The People Analyst Guide to Nine Lies About Work. Format: what the book argues → what the research actually says → how you run it → the analysis you can run → the AI-era turn → what to do Monday. No reproduction of the book's text; the substance is ours. Research anchors verified on read.
What the book argues
The sixth lie is the one a people analyst should have flagged first: people can reliably rate other people. Almost every talent system assumes they can — performance ratings, 360s, calibration sessions, succession grids, interview scorecards all rest on the premise that if you ask a competent person to rate someone on a defined scale, the number means something about the person being rated. Buckingham and Goodall's claim is that it largely doesn't. When you decompose where the variance in a rating actually comes from, most of it turns out to be about the rater — their leniency, their severity, their private theory of what the words on the scale mean — not the person under review. They call it the idiosyncratic rater effect, and it is, for measurement people, the most important sentence in the book.
What the research actually says
This is one of the rare popular-management claims that is understated, not over-sold. The rater-effect finding is old, replicated, and uncomfortable. Decomposing multi-rater performance data into its variance components — true target performance, rater idiosyncrasy, dimension, error — the rater component is consistently the largest single source, with the ratee's actual performance a minority share. Synthesizing that literature, the number Buckingham and Goodall land on is that roughly 60% of the variance in a rating reflects the rater rather than the person rated — and, against every intuition, more granular scales make it worse, because more detail gives idiosyncrasy more room to operate. (Anchors to read before drafting further: Mount, Scullen & Goff 2000; Scullen, Mount & Judge 2003; the broader interrater-reliability tradition.)
Here is the part the book gestures at and a people analyst has to make precise. "Unreliable" is not a mood; it is a measurable quantity. A century of psychometrics built the instruments to quantify exactly how much of a rating is signal and how much is rater: interrater agreement (Cohen's κ, Krippendorff's α), and — the right tool here — Generalizability theory, which apportions variance across raters, items, and occasions in one model and tells you what would actually raise reliability. The lie isn't that ratings are worthless; it's that organizations use them as if their reliability were known and high when it is usually unknown and low. The fix is not to stop measuring. It is to measure the measurement.
How you run it
Three moves, in order. First, estimate reliability before you trust a rating-based decision — run a G-study (or at minimum κ/α) on the rating data you already have; you will almost always find the rater-variance share is large. Second, reduce idiosyncrasy by construction — fewer, behaviorally anchored items; structure; rater training; and, where it matters, more raters whose disagreement you can model rather than average away. Third, report ratings with their reliability attached — a number without its error band is the exact false-precision the lie warns about.
The analysis you can run
This is the reliability program, and it is the one chapter where the analysis already exists in the
toolbox: an interrater-reliability estimation that takes your rating data (performance, 360,
interview, or open-text codes) and returns the variance decomposition — how much is the person, how much
is the rater — with κ / α / G-coefficients and the practical lever (more raters? fewer items? training?)

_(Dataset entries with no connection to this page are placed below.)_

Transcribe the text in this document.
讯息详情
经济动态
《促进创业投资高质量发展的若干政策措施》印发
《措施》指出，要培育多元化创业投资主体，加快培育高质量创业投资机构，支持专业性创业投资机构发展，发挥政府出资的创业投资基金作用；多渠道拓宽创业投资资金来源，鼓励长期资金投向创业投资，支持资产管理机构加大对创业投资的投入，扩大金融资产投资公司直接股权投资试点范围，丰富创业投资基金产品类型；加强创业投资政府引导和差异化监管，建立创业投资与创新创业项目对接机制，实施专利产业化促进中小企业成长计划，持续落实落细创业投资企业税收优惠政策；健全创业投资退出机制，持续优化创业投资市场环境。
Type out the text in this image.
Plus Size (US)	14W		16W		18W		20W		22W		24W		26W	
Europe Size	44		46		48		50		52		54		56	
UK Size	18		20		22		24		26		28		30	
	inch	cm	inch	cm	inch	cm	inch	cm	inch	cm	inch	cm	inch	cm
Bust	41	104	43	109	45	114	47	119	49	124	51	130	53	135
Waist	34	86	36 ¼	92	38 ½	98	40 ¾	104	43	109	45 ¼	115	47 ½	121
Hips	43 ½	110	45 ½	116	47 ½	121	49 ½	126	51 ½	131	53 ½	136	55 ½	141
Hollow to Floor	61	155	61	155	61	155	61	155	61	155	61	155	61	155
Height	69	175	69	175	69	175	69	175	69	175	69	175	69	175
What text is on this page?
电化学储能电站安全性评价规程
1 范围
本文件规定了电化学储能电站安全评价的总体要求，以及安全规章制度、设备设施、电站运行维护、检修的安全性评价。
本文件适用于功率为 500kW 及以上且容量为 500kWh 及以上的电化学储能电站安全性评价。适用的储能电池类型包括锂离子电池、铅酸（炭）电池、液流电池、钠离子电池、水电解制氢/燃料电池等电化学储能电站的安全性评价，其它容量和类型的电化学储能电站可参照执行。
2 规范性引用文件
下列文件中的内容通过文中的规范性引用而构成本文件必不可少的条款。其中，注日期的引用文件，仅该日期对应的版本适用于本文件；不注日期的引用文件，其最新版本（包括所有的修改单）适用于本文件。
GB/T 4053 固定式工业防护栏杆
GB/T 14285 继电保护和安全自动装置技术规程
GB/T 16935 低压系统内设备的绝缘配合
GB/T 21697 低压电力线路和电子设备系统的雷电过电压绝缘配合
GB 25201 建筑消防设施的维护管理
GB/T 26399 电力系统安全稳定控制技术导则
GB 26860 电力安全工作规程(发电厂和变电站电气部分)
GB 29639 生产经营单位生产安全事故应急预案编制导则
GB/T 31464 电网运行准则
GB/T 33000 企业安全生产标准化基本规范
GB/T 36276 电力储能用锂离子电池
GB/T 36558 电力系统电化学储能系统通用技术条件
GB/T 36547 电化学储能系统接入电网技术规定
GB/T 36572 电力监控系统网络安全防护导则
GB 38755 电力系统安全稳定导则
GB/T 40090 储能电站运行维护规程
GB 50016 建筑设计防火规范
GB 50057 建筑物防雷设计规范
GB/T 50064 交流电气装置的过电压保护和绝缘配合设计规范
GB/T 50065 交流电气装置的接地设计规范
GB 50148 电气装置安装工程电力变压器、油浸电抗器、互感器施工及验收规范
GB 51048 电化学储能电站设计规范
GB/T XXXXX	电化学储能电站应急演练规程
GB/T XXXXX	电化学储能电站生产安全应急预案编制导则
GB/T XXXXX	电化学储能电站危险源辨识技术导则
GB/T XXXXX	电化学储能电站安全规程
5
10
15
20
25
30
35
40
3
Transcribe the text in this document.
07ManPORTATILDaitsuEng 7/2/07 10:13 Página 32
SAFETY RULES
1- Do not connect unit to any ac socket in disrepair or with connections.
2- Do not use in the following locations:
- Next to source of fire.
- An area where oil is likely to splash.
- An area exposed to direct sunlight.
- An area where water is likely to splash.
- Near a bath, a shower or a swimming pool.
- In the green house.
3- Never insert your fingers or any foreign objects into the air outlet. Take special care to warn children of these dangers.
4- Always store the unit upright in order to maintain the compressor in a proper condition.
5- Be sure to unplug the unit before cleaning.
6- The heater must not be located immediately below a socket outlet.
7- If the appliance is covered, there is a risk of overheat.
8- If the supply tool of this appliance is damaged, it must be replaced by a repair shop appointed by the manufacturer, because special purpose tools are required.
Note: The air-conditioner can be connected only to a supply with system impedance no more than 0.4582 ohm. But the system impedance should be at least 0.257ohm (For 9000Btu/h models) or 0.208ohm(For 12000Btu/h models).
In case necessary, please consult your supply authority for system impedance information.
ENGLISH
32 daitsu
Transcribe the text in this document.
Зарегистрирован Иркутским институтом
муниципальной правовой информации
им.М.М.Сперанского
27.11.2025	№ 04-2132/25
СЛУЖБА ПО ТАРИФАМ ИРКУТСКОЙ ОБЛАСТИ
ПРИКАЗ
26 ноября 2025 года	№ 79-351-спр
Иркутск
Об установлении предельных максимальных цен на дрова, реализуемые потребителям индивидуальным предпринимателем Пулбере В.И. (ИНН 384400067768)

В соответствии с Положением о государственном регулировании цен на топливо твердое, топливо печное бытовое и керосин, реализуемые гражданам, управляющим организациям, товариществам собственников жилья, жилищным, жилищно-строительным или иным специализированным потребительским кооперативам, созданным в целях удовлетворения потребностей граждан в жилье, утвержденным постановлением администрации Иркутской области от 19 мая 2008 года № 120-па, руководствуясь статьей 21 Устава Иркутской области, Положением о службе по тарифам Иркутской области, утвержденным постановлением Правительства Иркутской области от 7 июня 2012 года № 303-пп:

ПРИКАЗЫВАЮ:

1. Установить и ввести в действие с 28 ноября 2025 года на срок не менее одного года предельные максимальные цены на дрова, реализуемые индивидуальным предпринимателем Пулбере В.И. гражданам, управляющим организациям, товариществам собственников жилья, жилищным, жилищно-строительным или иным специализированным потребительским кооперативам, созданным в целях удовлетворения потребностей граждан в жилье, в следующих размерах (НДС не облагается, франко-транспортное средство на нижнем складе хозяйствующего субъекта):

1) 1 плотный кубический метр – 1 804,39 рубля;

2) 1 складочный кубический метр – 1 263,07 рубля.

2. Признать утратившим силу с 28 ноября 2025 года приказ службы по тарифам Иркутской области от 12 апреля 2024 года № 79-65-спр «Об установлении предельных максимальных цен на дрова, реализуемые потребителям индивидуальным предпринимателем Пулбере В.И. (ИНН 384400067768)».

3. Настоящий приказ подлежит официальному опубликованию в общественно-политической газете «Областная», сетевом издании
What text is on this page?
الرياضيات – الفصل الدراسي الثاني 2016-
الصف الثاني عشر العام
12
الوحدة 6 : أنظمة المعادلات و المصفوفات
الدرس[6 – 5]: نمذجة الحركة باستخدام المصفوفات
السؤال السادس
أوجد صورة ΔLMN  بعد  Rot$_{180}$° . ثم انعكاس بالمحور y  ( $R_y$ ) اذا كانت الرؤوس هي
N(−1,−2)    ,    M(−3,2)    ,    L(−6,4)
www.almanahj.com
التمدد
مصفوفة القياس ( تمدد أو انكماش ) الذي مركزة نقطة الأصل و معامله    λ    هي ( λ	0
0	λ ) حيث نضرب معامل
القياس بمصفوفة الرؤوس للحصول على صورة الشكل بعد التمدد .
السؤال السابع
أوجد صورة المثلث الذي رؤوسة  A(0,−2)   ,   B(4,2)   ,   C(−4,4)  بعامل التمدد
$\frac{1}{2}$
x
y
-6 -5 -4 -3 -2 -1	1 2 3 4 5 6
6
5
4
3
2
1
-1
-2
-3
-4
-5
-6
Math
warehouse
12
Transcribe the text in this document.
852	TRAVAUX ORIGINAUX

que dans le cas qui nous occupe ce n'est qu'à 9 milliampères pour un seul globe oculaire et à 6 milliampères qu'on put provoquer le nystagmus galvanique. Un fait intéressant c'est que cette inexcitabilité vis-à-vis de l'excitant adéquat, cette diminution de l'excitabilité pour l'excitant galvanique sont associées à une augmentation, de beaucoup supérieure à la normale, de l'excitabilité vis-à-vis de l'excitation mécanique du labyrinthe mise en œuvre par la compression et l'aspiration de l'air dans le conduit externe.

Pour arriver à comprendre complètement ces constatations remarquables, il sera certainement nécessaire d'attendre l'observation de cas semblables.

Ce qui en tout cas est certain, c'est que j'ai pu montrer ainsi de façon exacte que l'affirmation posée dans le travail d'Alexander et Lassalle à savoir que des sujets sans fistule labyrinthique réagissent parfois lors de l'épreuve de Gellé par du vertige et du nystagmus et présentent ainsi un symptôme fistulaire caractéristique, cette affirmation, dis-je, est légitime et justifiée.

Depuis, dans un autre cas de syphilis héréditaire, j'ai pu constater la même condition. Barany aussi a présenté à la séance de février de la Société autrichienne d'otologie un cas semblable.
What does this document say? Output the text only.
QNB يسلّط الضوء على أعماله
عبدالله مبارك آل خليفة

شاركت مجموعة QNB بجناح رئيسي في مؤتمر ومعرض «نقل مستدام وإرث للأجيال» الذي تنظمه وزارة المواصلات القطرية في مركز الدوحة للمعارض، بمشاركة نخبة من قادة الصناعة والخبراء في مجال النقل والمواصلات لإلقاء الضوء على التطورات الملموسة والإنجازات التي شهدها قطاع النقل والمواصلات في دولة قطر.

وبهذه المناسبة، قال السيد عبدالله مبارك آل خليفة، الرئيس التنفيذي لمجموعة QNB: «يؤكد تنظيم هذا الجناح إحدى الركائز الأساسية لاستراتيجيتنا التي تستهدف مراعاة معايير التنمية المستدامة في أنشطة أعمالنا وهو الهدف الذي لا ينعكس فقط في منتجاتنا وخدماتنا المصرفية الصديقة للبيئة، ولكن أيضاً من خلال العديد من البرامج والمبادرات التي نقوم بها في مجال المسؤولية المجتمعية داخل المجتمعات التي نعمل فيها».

that would move it. It runs in performance-validity with research-methods; the same machinery scores
the agreement of any set of raters, human or otherwise.
The AI-era turn
The book is pre-LLM, and this is where it compounds. The moment you put an AI in the loop to read résumés, score interviews, or code open-text feedback, you have added a rater — and a rater is exactly the thing this chapter says is the dominant source of noise. An AI rater has its own idiosyncrasy (prompt-, model-, and run-dependent), and it is silent about it; it returns a confident number with no error band by default. The good news is that the solved problem stays solved: an AI is just another rater, so the same reliability theory — agreement across runs, across models, across humans — measures whether its scores are trustworthy. Don't trust an AI rating you haven't reliability-tested any more than a human one. (This is the spine of our Reliability Problem work: a century of psychometrics is the answer to AI's noisy-rater problem.)
What to do Monday
- Pull last cycle's ratings and run the reliability estimate — see your own rater-variance share before you defend the system.
- Stop adding scale detail to "fix" ratings; it makes the rater effect worse. Add structure and raters instead.
- Wherever an AI is rating, scoring, or coding, reliability-test it like a human rater — agreement across runs and against people — before any decision rides on it.
- Attach an error band to every rating-derived number you report. A rating without its reliability is a guess wearing a uniform.